The local paper's editorial page editor is David Kushma. He writes a Sunday column that he really, really should reconsider. Kushma could be politely described as a middle-brow lightweight, a man whose best talent as a writer is summarising and repeating the statements of others.

In this story, he says that he's been reading Robert Caro's magisterial work on Lyndon Johnson, Master of the Senate. But then he goes on to try to compare Tennessee's Legislative leaders to LBJ and to try to draw some comparisons. It does not go well for him.

Kushma goes to some length to detail LBJ's style and methods:

Johnson's methods weren't always admirable; they could be
ruthless. He threatened and bullied and wheedled and cajoled
and demanded obedience. You often don't like the LBJ whom
Caro portrays, and you sense he doesn't, either.

He applied every bit of his knowledge of arcane Senate rules and
procedures, his expertise in crafting amendments and bartering
votes on unrelated matters, his genius for political strategy and
tactics, and most of all his iron-fisted ability to get others to
follow him.

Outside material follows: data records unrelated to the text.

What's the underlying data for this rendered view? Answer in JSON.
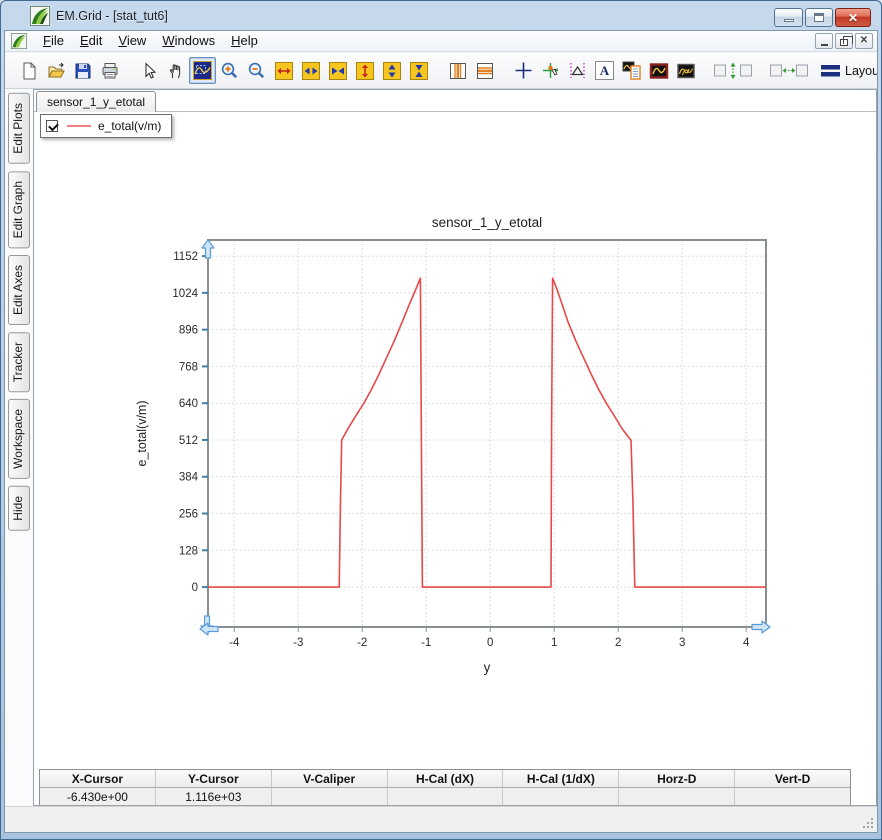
{
  "window": {
    "title": "EM.Grid - [stat_tut6]",
    "controls": [
      "minimize",
      "maximize",
      "close"
    ],
    "mdi_controls": [
      "minimize",
      "restore",
      "close"
    ]
  },
  "menu": {
    "items": [
      {
        "label": "File"
      },
      {
        "label": "Edit"
      },
      {
        "label": "View"
      },
      {
        "label": "Windows"
      },
      {
        "label": "Help"
      }
    ]
  },
  "toolbar": {
    "icons": [
      "new-document",
      "open-file",
      "save",
      "print",
      "select-cursor",
      "pan-hand",
      "zoom-box",
      "zoom-in",
      "zoom-out",
      "full-extent-x",
      "expand-x",
      "shrink-x",
      "full-extent-y",
      "expand-y",
      "shrink-y",
      "vertical-grid-markers",
      "horizontal-grid-markers",
      "crosshair",
      "tracker",
      "caliper",
      "text-annotation",
      "plot-properties",
      "active-graph",
      "all-graphs",
      "sync-vertical",
      "sync-horizontal",
      "layout"
    ],
    "selected_icon": "zoom-box",
    "a_glyph": "A",
    "layout_label": "Layout"
  },
  "sidebar": {
    "items": [
      {
        "label": "Edit Plots"
      },
      {
        "label": "Edit Graph"
      },
      {
        "label": "Edit Axes"
      },
      {
        "label": "Tracker"
      },
      {
        "label": "Workspace"
      },
      {
        "label": "Hide"
      }
    ]
  },
  "tabs": {
    "active": "sensor_1_y_etotal"
  },
  "legend": {
    "checked": true,
    "label": "e_total(v/m)",
    "line_color": "#ee8080"
  },
  "chart_data": {
    "type": "line",
    "title": "sensor_1_y_etotal",
    "xlabel": "y",
    "ylabel": "e_total(v/m)",
    "x_ticks": [
      -4,
      -3,
      -2,
      -1,
      0,
      1,
      2,
      3,
      4
    ],
    "y_ticks": [
      0,
      128,
      256,
      384,
      512,
      640,
      768,
      896,
      1024,
      1152
    ],
    "xlim": [
      -4.41,
      4.31
    ],
    "ylim": [
      -139,
      1208
    ],
    "grid": true,
    "legend_position": "top-left",
    "series": [
      {
        "name": "e_total(v/m)",
        "color": "#e84848",
        "points": [
          [
            -4.41,
            0
          ],
          [
            -2.36,
            0
          ],
          [
            -2.34,
            300
          ],
          [
            -2.32,
            512
          ],
          [
            -2.22,
            552
          ],
          [
            -2.1,
            596
          ],
          [
            -1.98,
            638
          ],
          [
            -1.86,
            686
          ],
          [
            -1.74,
            740
          ],
          [
            -1.62,
            798
          ],
          [
            -1.5,
            856
          ],
          [
            -1.38,
            920
          ],
          [
            -1.26,
            986
          ],
          [
            -1.16,
            1038
          ],
          [
            -1.09,
            1075
          ],
          [
            -1.075,
            500
          ],
          [
            -1.06,
            0
          ],
          [
            0.95,
            0
          ],
          [
            0.96,
            560
          ],
          [
            0.975,
            1075
          ],
          [
            1.04,
            1038
          ],
          [
            1.12,
            986
          ],
          [
            1.22,
            920
          ],
          [
            1.34,
            856
          ],
          [
            1.46,
            798
          ],
          [
            1.58,
            740
          ],
          [
            1.7,
            686
          ],
          [
            1.82,
            638
          ],
          [
            1.94,
            596
          ],
          [
            2.06,
            552
          ],
          [
            2.16,
            522
          ],
          [
            2.2,
            512
          ],
          [
            2.23,
            300
          ],
          [
            2.26,
            0
          ],
          [
            4.31,
            0
          ]
        ]
      }
    ]
  },
  "status_table": {
    "headers": [
      "X-Cursor",
      "Y-Cursor",
      "V-Caliper",
      "H-Cal (dX)",
      "H-Cal (1/dX)",
      "Horz-D",
      "Vert-D"
    ],
    "values": [
      "-6.430e+00",
      "1.116e+03",
      "",
      "",
      "",
      "",
      ""
    ]
  },
  "colors": {
    "plot_line": "#e84848",
    "axis_arrow_fill": "#cfe6f8",
    "axis_arrow_stroke": "#5b9bd5",
    "frame": "#898e93",
    "titlebar_close": "#c03823"
  }
}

And he got the job done.

By contrast, Caro goes to great lengths to describe Johnson's
mastery of vote counting, of knowing every time a tally changed.
He would take ostentatious note of any senator, at least in his
own party, who voted against him. There would be a price to pay
later. And Caro's account suggests you wouldn't even think of
lying to him.


Amazingly, Kushma tries to hold this up as a model for a good way to lead! He writes:

But in success or failure, Caro's biography makes clear, he understood
power and leadership, and how to exercise both to good ends.


So, according to Kushma, the ends justify the means. But the most amazing, most jaw-droppingly amazing, part of the column is when he tries to equate the 1964 Civil Rights Bill with Tennessee's income tax "reform."

The centerpiece of the book is Caro's account of Johnson's work
in 1957 to shape and pass the first federal civil rights bill since
1875. That effort seemed at least as impossible at the time as
the prospect that Tennessee's legislature would enact a budget
this year that would distribute the state tax burden more fairly
among all Tennesseans, and support such vital state services as
education and health care adequately....
Just as a lack of leadership in Nashville - not just in the past few
days, but for years - has brought our state to its sad plight.


And Kushma does this with his usual blithe, sincere and clueless style. Utterly amazing.